How mandatory is the cash shop?
The source confirms free-to-play status but doesn't detail monetization vectors. Genre standard suggests cosmetics plus potential convenience items; competitive advantage purchases would contradict Embark's stated philosophy but aren't ruled out. Evaluate after first-hand inspection of the store.
Why would PvP players tolerate PvE-focused opponents?
Not all do, but the system benefits both: PvE players provide loot-carrying targets that may be less lethal than geared PvP squads, while their presence dilutes the lobby's average aggression level. [Inference] A raid of pure PvP hunters would be brutally efficient but also brutally unprofitable for most participants.
Does proximity chat actually work for avoiding fights?
Sometimes. The 95% adoption rate means your callouts reach almost everyone, but response depends on opponent motivation. Loot-desperate players may ignore appeals; socially engaged players may negotiate. Treat voice as a probability modifier, not a shield.
How does this compare to Escape from Tarkov or Hunt: Showdown?
Tarkov leans harder into simulation complexity and punishing gear loss; Hunt: Showdown compresses into shorter, more structured bounty hunts. Arc Raiders' distinguishing feature is explicit design for coexistent playstyles rather than a single intended experience. Whether this produces a healthier community or a compromised one is a live question the 30% stat doesn't fully resolve.
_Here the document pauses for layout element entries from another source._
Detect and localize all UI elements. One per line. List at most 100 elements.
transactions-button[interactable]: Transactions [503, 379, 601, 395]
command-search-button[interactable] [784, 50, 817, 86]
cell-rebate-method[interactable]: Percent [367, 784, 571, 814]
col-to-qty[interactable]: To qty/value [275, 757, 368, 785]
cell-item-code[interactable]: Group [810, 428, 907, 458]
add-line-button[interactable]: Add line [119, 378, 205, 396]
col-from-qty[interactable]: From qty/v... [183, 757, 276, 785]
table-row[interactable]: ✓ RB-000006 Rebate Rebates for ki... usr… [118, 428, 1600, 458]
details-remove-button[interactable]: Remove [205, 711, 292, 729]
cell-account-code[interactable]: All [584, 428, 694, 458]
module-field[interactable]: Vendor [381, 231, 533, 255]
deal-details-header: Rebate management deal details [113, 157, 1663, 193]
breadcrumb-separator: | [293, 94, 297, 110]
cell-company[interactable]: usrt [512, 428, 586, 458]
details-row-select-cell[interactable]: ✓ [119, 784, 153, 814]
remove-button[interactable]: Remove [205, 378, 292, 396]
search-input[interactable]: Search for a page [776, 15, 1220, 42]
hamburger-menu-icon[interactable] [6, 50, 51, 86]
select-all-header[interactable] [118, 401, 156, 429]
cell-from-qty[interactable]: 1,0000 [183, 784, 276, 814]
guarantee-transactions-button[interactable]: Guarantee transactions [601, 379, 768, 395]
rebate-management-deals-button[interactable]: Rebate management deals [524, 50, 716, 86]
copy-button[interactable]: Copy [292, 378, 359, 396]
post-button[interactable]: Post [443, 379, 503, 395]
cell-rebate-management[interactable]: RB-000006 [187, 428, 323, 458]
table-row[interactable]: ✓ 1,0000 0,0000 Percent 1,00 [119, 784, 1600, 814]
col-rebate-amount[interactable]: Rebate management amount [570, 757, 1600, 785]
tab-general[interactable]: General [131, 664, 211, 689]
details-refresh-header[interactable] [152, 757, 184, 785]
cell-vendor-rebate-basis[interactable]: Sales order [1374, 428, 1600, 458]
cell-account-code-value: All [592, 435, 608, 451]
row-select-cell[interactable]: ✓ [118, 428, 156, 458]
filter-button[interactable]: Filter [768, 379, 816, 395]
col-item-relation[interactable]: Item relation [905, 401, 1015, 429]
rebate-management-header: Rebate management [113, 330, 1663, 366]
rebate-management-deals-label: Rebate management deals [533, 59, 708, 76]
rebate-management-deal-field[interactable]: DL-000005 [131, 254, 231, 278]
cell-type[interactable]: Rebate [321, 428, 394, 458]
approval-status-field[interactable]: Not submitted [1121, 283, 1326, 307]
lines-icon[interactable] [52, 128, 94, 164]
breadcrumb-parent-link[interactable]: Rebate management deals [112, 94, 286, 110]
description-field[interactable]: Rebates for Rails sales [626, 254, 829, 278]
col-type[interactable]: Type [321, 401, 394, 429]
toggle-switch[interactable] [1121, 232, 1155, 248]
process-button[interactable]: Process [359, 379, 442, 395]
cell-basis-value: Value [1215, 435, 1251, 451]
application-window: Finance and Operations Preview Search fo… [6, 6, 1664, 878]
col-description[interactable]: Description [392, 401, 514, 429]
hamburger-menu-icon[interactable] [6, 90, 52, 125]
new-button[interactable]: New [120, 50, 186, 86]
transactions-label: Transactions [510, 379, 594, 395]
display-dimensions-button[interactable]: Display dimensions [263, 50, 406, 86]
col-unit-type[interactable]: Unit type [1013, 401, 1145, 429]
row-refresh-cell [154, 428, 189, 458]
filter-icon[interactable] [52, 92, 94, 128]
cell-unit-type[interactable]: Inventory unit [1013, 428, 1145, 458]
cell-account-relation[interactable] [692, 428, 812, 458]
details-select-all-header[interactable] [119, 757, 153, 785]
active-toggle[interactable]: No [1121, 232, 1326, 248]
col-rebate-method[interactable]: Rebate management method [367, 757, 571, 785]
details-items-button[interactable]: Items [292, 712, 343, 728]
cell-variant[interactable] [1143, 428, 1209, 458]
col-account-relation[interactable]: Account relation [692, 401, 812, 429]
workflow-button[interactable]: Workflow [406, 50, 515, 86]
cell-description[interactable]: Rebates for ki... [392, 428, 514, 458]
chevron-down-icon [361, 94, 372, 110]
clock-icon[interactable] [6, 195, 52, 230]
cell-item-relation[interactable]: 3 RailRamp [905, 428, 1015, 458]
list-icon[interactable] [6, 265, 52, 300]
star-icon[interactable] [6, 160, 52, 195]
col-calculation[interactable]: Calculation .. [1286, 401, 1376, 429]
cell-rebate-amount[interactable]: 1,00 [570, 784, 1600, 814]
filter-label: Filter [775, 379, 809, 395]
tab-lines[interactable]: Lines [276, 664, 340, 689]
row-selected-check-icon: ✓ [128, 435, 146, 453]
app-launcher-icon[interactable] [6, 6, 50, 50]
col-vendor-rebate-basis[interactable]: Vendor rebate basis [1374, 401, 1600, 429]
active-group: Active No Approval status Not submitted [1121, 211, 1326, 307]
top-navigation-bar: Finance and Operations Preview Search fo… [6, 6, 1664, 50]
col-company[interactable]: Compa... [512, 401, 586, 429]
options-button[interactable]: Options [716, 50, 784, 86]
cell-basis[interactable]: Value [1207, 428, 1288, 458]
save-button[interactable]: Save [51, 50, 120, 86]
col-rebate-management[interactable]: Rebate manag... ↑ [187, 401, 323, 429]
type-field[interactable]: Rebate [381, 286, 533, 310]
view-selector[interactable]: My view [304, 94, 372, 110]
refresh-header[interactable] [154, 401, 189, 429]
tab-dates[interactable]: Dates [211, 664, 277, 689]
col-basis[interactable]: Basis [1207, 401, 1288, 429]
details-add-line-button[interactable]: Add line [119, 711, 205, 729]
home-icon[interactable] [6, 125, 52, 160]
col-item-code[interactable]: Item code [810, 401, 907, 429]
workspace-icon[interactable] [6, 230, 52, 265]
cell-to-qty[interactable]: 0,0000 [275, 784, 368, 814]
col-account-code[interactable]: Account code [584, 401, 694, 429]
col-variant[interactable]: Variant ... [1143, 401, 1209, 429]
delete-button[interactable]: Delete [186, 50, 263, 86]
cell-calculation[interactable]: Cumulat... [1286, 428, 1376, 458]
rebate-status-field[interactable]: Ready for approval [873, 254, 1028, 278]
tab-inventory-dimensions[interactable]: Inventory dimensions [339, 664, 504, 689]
Assessment: Who This Serves
| Player Type | Fit | Caveat |
|---|---|---|
| Extraction-curious, PvP-averse | Best available entry point | Still requires threat tolerance; no safe mode |
| Social shooter fan | Strong | Proximity chat is mandatory-adjacent; mute if toxic |
| Hardcore PvP hunter | Moderate | Prey may flee or appeal socially; less guaranteed combat |
| Lore/setting enthusiast | Unconfirmed | "Hope" theme suggests narrative investment, but depth unknown |
| Progression-focused grinder | Genre-standard | No confirmed unique systems; likely familiar curves |
The 30% PvE stat is ultimately a trust signal about developer intent more than a gameplay guarantee. It suggests Arc Raiders won't pivot to pure PvP hardcore post-launch, that your preferred playstyle has durable accommodation, and that the social systems have design priority. Whether that intent survives commercial pressure is unprovable now.
Source Boundaries and Uncertainties
- Confirmed: 30% PvE focus, 95% proximity chat adoption, free-to-play, Embark's "instil hope" design goal
- Unconfirmed but inferred: Social play patterns, squad formation tendencies, monetization details, full mode list, progression depth
- Not sourced: Specific weapons, Arc machine types, map names, boss encounters, crafting systems, seasonal structure
Grounding rule applied: mechanics and entities not in the source are kept generic or explicitly flagged as inference.